Seu último roteiro de cinema foi a versão britânica de “A Guerra dos Botões” (1995) , refilmagem do clássico francês homônimo de 1962, por sua vez baseado no romance de Louis Pergaud, sobre a rivalidade brutal das crianças de duas vilas vizinhas.
Sua maior frustração foi nunca ter conseguido tirar do papel o roteiro sobre a história das locomotivas a vapor, uma invenção do engenheiro Robert Stephenson. “Os produtores americanos disseram que era mais ‘Carruagens de Fogo’ e não se interessaram. Mas era um drama histórico fantástico. Robert Stephenson não sabia ler e escrever, mas foi o maior engenheiro de sua geração. Ele tinha o mundo contra ele e precisou lutar contra os esnobes para realizar uma revolução industrial. E quanto mais eu tentava explicar, mais ouvia: ‘É mais ‘Carruagens de Fogo’”.

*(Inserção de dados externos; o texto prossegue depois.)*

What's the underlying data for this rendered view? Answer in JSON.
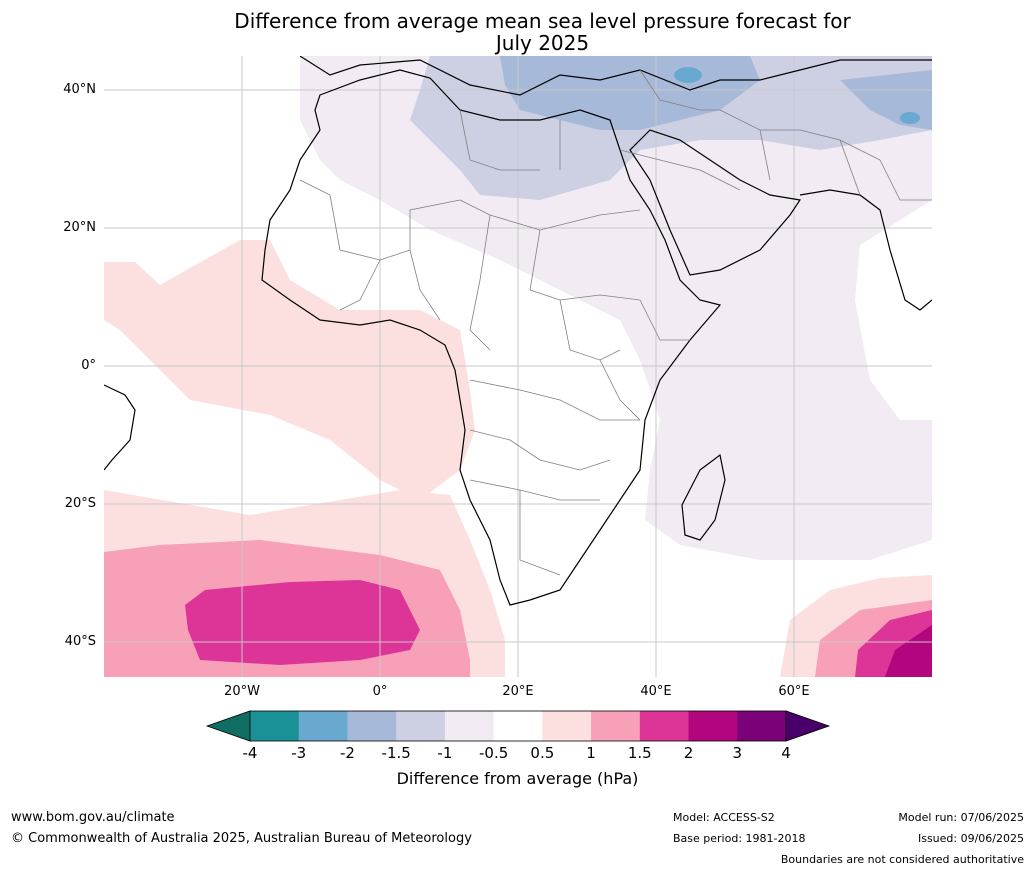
{
  "title_line1": "Difference from average mean sea level pressure forecast for",
  "title_line2": "July 2025",
  "latitude_labels": [
    "40°N",
    "20°N",
    "0°",
    "20°S",
    "40°S"
  ],
  "longitude_labels": [
    "20°W",
    "0°",
    "20°E",
    "40°E",
    "60°E"
  ],
  "colorbar": {
    "ticks": [
      "-4",
      "-3",
      "-2",
      "-1.5",
      "-1",
      "-0.5",
      "0.5",
      "1",
      "1.5",
      "2",
      "3",
      "4"
    ],
    "colors": [
      "#1a9196",
      "#69a9d0",
      "#a6b9d8",
      "#cdcfe3",
      "#f2ebf4",
      "#ffffff",
      "#fce0df",
      "#f7a0b8",
      "#dc3597",
      "#b3057d",
      "#7a0177"
    ],
    "under_color": "#0f6e61",
    "over_color": "#49006a",
    "label": "Difference from average (hPa)"
  },
  "footer": {
    "website": "www.bom.gov.au/climate",
    "copyright": "© Commonwealth of Australia 2025, Australian Bureau of Meteorology",
    "model": "Model: ACCESS-S2",
    "base_period": "Base period: 1981-2018",
    "model_run": "Model run: 07/06/2025",
    "issued": "Issued: 09/06/2025",
    "disclaimer": "Boundaries are not considered authoritative"
  }
}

Sem conseguir emplacar seus roteiros, ele voltou a aparecer como ator em algumas produções televisivas dos anos 1990. Sua última interpretação foi ao ar na série “Bramwell”, em 1998. Logo depois, viria o Alzheimer. “Alzheimer é uma doença cruel, e passamos por momentos difíceis. Mas, no fim, Colin morreu em paz durante o sono. Temos orgulho das conquistas dele ao longo da vida, mas — acima de tudo — vamos sentir falta do amigo, marido, pai e avô amoroso”, disse sua esposa Patricia. Os dois eram casados desde 1962.